[Add] Target Confidence Keep Generation Mechanism

ccs96307 · ccs96307 · commit 3edac10cf7d0 · 2024-11-22T00:32:58.000+08:00
diff --git a/experiments/run_confidence.sh b/experiments/run_confidence.sh
@@ -0,0 +1,10 @@
+#!/bin/bash
+
+
+python3 speculative_decoding/run_speculative_decoding_target_confidence.py \
+    --target_model_path ./models/HuggingFaceTB--SmolLM2-1.7B-Instruct \
+    --draft_model_path ./models/HuggingFaceTB--SmolLM2-135M-Instruct \
+    --device cuda:0 \
+    --question 'What is the capital of Taiwan. And why?' \
+    --gamma 5 \
+    --test_token_num 100 
diff --git a/experiments/run_speculative_decoding_target_confidence.py b/experiments/run_speculative_decoding_target_confidence.py
@@ -0,0 +1,327 @@
+from typing import Dict, List, Optional, Tuple
+
+import os
+import sys
+sys.path.append(os.path.abspath(os.path.join(os.path.dirname(__file__), "..")))
+
+import argparse
+import copy
+import time
+
+import torch
+from torch.nn.utils.rnn import pad_sequence
+from transformers import AutoModelForCausalLM, AutoTokenizer, PreTrainedTokenizerBase
+
+from sampling.sampling import sample_next_token
+
+
+"""
+python speculative_decoding/run_speculative_decoding.py \
+    --target_model_path HuggingFaceTB/SmolLM2-1.7B-Instruct \
+    --draft_model_path HuggingFaceTB/SmolLM2-135M-Instruct \
+    --device cuda:0 \
+    --question 'What is the capital of Taiwan. And why?' \
+    --gamma 5 \
+    --test_token_num 100 
+"""
+
+
+def calculate_continuous_acceptance(acceptance_mask: torch.BoolTensor) -> int:
+    continuous_acceptance = 0
+    for accepted in acceptance_mask.long().squeeze(0):
+        if accepted == 1:
+            continuous_acceptance += 1
+        else:
+            break
+    return continuous_acceptance
+
+
+def drafter_speculative_decode(
+    draft_model: torch.nn.Module,
+    draft_tokenizer: PreTrainedTokenizerBase,
+    inputs: Dict[str, torch.Tensor],
+    gamma: int = 10,
+    temperature: float = 1.0,
+    top_k: Optional[int] = 0,  # Default is 0, it means do not select top-k tokens
+    top_p: Optional[float] = 1.0,
+    repetition_penalty: Optional[float] = 1.0,
+) -> Tuple[Dict[str, torch.Tensor], torch.FloatTensor]:
+    draft_probs = []
+
+    for idx in range(gamma):
+        with torch.no_grad():
+            outputs = draft_model(**inputs)
+
+        next_tokens, probs = sample_next_token(
+            logits=outputs.logits,
+            prefix_token_ids=inputs["input_ids"],
+            temperature=temperature,
+            top_k=top_k,
+            top_p=top_p,
+            repetition_penalty=repetition_penalty,
+        )
+
+        draft_probs.append(probs)
+        input_ids = torch.cat([inputs["input_ids"], next_tokens[:, -1:]], dim=-1)
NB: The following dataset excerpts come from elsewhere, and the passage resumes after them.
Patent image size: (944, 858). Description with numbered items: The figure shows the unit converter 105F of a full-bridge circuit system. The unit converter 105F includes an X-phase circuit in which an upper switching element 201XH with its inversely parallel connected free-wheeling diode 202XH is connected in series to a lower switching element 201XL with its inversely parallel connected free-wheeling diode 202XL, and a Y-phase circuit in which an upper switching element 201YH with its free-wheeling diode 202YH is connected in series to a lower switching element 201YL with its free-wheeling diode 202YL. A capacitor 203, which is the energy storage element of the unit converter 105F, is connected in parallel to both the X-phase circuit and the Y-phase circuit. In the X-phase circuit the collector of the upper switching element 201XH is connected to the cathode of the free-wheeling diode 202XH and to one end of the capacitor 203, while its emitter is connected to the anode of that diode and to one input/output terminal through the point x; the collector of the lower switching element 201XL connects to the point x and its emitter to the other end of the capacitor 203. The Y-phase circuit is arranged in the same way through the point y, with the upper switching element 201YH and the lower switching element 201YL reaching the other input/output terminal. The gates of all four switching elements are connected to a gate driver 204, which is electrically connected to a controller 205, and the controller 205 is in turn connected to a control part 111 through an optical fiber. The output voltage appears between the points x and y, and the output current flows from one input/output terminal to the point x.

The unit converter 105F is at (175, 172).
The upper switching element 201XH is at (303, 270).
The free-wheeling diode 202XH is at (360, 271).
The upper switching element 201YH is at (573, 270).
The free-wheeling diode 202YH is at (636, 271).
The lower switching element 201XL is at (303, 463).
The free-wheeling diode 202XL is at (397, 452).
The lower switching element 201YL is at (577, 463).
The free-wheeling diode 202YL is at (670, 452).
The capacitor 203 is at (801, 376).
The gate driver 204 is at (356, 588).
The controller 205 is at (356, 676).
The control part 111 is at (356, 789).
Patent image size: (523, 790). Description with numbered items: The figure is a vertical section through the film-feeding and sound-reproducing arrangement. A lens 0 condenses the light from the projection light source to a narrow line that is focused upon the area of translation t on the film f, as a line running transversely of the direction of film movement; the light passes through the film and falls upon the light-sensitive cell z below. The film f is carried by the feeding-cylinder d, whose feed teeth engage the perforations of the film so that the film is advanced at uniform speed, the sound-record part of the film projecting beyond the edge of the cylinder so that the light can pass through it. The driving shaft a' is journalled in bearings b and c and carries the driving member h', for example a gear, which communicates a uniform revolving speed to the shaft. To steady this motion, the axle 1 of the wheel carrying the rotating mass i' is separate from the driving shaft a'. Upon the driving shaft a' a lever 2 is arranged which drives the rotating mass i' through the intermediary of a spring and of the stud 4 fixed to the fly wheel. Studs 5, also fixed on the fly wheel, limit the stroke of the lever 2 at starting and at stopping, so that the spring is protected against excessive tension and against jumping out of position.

+        attention_mask = torch.cat([inputs["attention_mask"], torch.ones(inputs["attention_mask"].shape[0], 1).to(inputs["input_ids"].device)], dim=-1)
+
+        inputs["input_ids"] = input_ids
+        inputs["attention_mask"] = attention_mask
+
+    return inputs, torch.cat(draft_probs, dim=1)
+
+
+def target_speculative_decode(
+    target_model: torch.nn.Module,
+    target_tokenizer: PreTrainedTokenizerBase,
+    inputs: Dict[str, torch.Tensor],
+    draft_probs: torch.FloatTensor,
+    temperature: float = 1.0,
+    top_k: Optional[int] = 0,  # Default is 0, it means do not select top-k tokens
+    top_p: Optional[float] = 1.0,
+    repetition_penalty: Optional[float] = 1.0,
+) -> Tuple[Dict[str, torch.Tensor], bool, int]:
+    with torch.no_grad():
+        outputs = target_model(**inputs)
+
+    next_tokens, target_probs = sample_next_token(
+        logits=outputs.logits,
+        prefix_token_ids=inputs["input_ids"],
+        temperature=temperature,
+        top_k=top_k,
+        top_p=top_p,
+        repetition_penalty=repetition_penalty,
+        probs_num=draft_probs.shape[1] + 1,
+    )
+
+    next_token = next_tokens[:, -1:]
+
+    # Evaluation
+    indices = inputs["input_ids"][:, -draft_probs.shape[1]:]
+
+    eval_probs = target_probs[:, :-1, :]
+
+    expanded_indices = indices.unsqueeze(-1)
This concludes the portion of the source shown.